Nigerian-born Raptors prez Ujiri: ‘Proud of my s–thole’ country
Raptors president Masai Ujiri — who was born and raised in Nigeria — had a message for Donald Trump on Friday, after the president made derogatory comments about immigration earlier this week: “If I grew up in a s–thole, I am proud of my s–thole.”
During an Oval Office meeting with Republican and Democratic lawmakers, an enraged Trump questioned why the U.S. should accept immigrants from Haiti and “s–thole countries” in Africa, according to multiple reports. On Friday, Trump denied specifically using those words but admitted his language was “tough,” while Sen.
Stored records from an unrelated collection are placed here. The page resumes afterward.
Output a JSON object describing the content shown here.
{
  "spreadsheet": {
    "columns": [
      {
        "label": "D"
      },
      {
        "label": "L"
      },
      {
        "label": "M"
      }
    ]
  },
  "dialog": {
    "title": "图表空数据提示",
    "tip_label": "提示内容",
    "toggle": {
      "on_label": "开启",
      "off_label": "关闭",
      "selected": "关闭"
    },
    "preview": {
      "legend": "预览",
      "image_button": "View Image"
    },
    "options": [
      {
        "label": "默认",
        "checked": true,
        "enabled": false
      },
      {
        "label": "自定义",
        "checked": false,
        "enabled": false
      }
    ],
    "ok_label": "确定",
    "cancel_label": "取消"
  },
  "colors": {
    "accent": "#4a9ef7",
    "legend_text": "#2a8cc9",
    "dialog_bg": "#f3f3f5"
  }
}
Dick Durbin charged that Trump “said those hateful things, and he said them repeatedly.”
“This summer, I went to Kigali, and Nairobi and Lagos, and I went to Kampala and Abidjan and Dakar and Johannesburg and I saw great cities, and great people,” Ujiri told ESPN. “And I went to visit the refugee camp in Dadaab, and I met good people and good families with plenty of hope. If those places are being referred to as s–tholes, go visit those places, and go meet those people.”
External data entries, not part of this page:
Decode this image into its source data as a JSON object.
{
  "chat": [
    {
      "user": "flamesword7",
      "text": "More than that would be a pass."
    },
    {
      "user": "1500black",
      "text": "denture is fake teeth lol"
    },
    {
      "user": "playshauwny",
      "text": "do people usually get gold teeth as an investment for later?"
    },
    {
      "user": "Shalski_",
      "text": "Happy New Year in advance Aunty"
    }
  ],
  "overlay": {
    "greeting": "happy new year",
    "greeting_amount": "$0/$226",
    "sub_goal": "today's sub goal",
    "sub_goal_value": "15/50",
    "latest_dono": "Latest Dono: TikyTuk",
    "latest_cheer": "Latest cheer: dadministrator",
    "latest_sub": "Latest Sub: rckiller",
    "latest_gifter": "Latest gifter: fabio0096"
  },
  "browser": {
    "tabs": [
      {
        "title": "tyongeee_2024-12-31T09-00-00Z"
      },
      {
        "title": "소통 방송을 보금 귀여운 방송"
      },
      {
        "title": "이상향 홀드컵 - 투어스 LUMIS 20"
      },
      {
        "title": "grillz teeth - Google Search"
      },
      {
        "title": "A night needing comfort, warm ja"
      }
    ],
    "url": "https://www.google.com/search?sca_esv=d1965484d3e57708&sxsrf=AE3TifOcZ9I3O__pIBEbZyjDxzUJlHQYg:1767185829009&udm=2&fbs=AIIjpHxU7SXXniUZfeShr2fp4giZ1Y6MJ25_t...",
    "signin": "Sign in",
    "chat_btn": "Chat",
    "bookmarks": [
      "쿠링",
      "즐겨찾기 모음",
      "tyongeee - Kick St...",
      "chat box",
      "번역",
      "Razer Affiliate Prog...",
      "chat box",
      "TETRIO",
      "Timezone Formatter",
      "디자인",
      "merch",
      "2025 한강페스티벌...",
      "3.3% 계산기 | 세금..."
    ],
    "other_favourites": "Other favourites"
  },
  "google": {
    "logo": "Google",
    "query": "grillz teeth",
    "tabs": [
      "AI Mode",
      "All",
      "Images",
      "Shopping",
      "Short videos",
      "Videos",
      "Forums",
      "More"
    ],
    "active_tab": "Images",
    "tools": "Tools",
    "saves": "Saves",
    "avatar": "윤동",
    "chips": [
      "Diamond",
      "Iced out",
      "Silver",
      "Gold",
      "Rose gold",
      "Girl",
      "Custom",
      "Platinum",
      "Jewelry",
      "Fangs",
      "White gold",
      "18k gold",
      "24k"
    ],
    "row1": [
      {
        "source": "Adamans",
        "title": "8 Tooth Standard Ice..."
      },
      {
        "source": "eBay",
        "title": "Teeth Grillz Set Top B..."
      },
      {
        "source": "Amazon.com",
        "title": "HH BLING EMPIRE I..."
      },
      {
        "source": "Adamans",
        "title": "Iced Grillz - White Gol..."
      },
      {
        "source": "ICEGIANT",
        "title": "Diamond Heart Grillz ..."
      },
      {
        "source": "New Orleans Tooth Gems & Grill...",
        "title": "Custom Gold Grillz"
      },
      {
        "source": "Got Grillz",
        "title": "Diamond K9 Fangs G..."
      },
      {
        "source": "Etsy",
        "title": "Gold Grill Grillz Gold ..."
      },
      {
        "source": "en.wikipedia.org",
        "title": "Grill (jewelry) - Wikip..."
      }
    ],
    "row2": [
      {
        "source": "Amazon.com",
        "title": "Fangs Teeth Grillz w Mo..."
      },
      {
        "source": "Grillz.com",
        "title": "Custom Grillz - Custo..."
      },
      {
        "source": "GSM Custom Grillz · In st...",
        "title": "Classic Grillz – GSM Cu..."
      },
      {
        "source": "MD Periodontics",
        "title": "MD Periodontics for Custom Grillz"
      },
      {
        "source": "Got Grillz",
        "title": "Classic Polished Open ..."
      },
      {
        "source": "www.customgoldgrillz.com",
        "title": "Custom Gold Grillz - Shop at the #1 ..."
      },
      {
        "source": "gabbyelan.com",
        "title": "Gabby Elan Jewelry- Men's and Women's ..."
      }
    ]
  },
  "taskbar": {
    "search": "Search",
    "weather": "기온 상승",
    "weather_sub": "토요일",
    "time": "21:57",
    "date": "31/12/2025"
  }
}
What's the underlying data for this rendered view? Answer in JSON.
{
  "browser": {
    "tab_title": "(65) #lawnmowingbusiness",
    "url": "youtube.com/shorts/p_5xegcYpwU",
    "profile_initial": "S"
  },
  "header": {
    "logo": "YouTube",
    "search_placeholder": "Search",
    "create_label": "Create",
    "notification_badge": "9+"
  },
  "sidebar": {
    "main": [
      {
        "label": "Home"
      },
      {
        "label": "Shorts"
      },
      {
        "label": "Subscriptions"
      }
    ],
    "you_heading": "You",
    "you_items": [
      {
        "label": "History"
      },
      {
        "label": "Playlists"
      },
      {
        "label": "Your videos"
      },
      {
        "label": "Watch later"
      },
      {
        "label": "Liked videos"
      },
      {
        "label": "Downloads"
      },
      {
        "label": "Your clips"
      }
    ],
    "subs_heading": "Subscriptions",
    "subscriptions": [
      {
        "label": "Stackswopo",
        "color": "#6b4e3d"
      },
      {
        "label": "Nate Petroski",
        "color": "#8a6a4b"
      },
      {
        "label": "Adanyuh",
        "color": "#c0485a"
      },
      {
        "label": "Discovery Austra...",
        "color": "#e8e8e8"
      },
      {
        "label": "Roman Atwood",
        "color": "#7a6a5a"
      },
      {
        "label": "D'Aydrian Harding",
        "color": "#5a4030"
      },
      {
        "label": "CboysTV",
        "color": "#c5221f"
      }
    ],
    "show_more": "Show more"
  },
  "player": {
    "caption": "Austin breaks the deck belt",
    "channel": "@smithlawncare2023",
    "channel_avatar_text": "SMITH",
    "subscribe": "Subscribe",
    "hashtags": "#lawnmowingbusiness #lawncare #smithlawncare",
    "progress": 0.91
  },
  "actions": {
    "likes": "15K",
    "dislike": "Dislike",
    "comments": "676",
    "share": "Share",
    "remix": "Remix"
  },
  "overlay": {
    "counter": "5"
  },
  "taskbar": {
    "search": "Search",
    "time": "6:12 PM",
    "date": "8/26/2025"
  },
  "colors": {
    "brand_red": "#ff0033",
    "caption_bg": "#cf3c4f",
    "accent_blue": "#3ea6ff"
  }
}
The 47-year-old, who became the first African-born NBA GM in 2010 with the Nuggets, added that he doesn’t believe Trump’s remarks are “what inspiring leadership can be.”
Raptors president Masai Ujiri doesn’t believe Donald Trump is inspiring hope.
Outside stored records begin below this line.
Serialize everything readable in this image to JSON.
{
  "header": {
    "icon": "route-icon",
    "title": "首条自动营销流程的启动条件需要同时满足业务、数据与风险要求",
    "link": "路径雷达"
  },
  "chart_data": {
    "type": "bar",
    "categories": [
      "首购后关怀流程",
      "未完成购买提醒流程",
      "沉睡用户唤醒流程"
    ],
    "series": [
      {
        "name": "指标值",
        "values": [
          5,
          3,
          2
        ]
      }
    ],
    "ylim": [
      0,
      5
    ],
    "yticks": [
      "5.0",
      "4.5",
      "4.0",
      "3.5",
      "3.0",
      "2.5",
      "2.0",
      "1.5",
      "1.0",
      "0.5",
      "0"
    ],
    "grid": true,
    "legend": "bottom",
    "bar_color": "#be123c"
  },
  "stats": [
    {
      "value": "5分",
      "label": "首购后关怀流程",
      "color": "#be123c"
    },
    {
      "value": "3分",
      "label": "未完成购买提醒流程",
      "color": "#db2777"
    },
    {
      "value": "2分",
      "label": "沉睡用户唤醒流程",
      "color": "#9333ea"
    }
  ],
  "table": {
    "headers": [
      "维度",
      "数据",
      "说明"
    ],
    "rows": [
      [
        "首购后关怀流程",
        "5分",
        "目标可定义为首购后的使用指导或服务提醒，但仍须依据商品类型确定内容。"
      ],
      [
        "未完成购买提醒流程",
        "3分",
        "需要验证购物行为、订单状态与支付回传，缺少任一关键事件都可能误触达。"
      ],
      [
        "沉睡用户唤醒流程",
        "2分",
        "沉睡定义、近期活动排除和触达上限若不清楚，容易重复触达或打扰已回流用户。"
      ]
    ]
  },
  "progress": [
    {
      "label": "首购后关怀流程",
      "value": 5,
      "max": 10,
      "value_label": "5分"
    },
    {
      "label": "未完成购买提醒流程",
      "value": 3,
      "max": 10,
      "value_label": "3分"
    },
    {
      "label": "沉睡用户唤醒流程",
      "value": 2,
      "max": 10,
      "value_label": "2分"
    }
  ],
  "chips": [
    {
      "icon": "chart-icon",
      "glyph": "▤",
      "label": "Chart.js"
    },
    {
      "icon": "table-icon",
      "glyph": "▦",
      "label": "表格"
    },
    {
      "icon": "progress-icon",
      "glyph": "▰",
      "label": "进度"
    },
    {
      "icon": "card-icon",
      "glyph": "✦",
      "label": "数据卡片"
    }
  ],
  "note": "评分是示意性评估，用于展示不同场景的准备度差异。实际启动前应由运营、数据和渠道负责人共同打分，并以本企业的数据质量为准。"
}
(Tom Szczerbowski/Getty Images)
“What sense of hope are we giving people if you are calling where they live — and where they’re from — a s–thole?
“I’ve spent a lot of time in the United States and Canada and I am grateful for the opportunities that I’ve been given by people, and the game of basketball, and the NBA. As leaders, I think we have to give people in many places a chance to have success, not continue to put those people down.
“We have to inspire people and give them a sense of hope. We need to bring people along, not ridicule and tear them down. This cannot be the message that we accept from the leader of the free world.
Ujiri said that “just because someone lives in a hut” or any different kind of home doesn’t mean that person isn’t a good person or capable of greatness.
“God doesn’t put anyone someplace permanently. I am a living testimony to that. If I grew up in a s–thole, I am proud of my s–thole.”